Rosjanie chcą MiGiem do NATO
Rosjanie chcą unowocześnić i utrzymywać w sprawności polskie myśliwce MiG-29. We współpracy z BAE Systems gotowi są nawet dostosować samoloty do standardów NATO. MON boi się tej propozycji.
Myśliwiec MiG-29 ląduje w bazie w Krzesinach
BARTOSZ JANKOWSKI
Nasze siły powietrzne dysponują 44 samolotami MiG-29. To największa liczba tych myśliwców w krajach NATO. MON zdecydowało, iż 32 samoloty zostaną zmodernizowane aby mogły współpracować z atlantyckimi sojusznikami przynajmniej do połowy przyszłej dekady. - Możemy zagwarantować, że dolecą do 2030 roku - zapewnia Igor Amosow, przedstawiciel koncernu RSK MiG w Europie. Amosow w maju uruchomił przedstawicielstwo RSK w Warszawie. Rosjanie utrzymywali dotąd biuro na Słowacji, gdzie zmodernizowali i za 70 mln dol. dostosowali do wymagań NATO 12 samolotów. Pomagali im Amerykanie. Na pokładach migów znalazły się m.in. radiostacje Rockwell Collins, komputery i urządzenia do identyfikacji "swój - obcy" BAE Systems.
Zlecenie za 300 mln dolarów
- Waszyngton nie miał nic przeciwko eksportowi technologii i udziałowi rosyjskich inżynierów w instalowaniu tajnych urządzeń na pokładach MIG-29 w zakładach w Trenczynie - mówi Amosow. Słowacka armia dogadała się z RSK MiG i za stałą opłatę wykupiła abonament na serwis natowskich samolotów. Przedstawiciel BAE Systems w Warszawie Paul Young jest zadowolony ze współpracy z Rosjanami na Słowacji i liczy na podobne zamówienia w Bułgarii oraz w Polsce.

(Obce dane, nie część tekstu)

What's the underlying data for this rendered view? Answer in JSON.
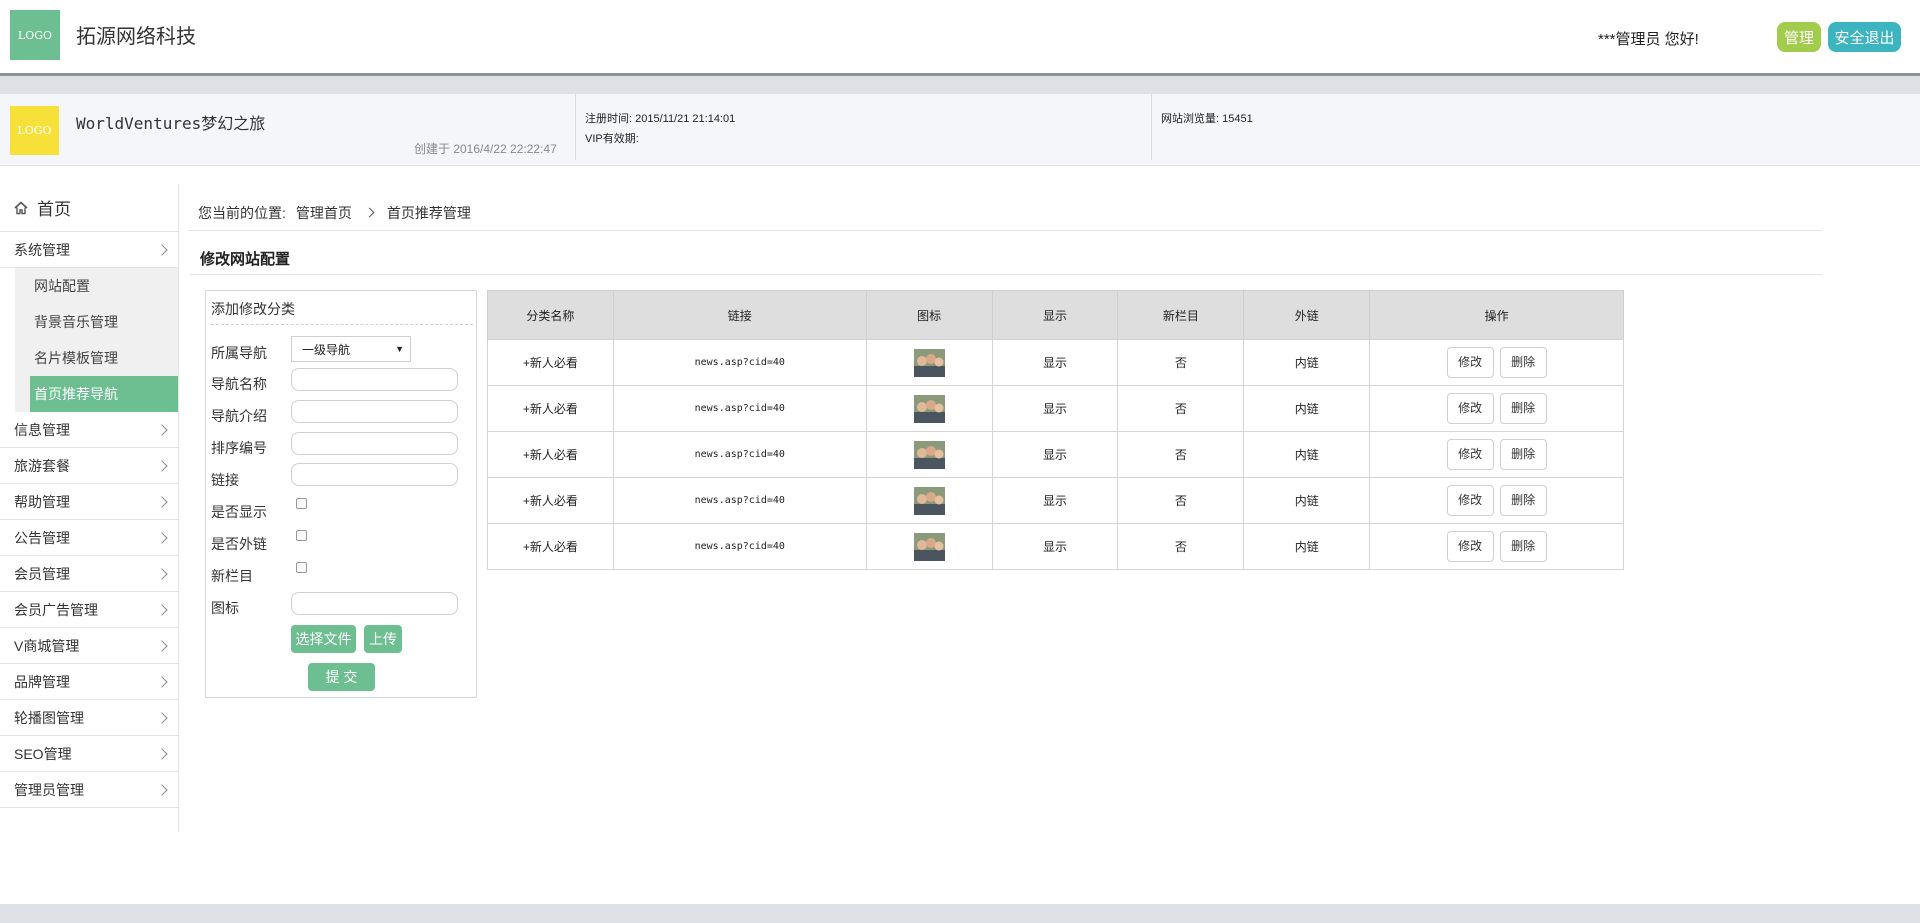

Według Andrzeja Kińskiego, redaktora naczelnego "Nowej Techniki Wojskowej" i znawcy rosyjskiego przemysłu obronnego, głęboka modernizacja migów może nas kosztować nawet 300 mln dolarów.
Szef MON Aleksander Szczygło obawia się uzależnienia od Moskwy. "Rz" dowiedziała się nieoficjalnie, że z kierownictwem RSK MiG spotka się podczas lipcowych wielkich targów lotniczych w Paryżu Marek Zająkała, wiceszef MON odpowiedzialny za inwestycje.
Niezastąpione WZL
Wojskowe Zakłady Lotnicze nr 2 w Bydgoszczy od lat remontują samoloty, a następnie przekazują je armii z pieczęciami dozoru RSK MiG. Odkąd na początku tej dekady podpisano ramowe porozumienie o współpracy, skończył się proceder przemycania w walizkach części kupowanych pokątnie na Ukrainie czy Białorusi. Problemem jest remont silników. - Radzimy sobie sami - zaprzecza Jan Piotrowski, dyrektor Wojskowych Zakładów Lotniczych nr 4 pod Warszawą. W latach 2003 - 2006 WZL nr 4 wyremontowały 52 silniki RD-33. Konkurentów WZL nie ma. - Zakłady znów bez przetargu otrzymały zlecenie MON na remont 16 kolejnych silników - mówi Dariusz Kamiński, którego firma POLIT-elektronik jest wyłącznym przedstawicielem w Polsce RSK MiG. Kamiński zapewnia, że oferował MON remont silników z udziałem i na odpowiedzialność RSK MiG za 2,2 mln zł od sztuki, kilkaset tysięcy taniej niż robi to WZL. Bez skutku. W najbliższych latach trzeba będzie remontować 15 - 20 silników RD-33 co roku.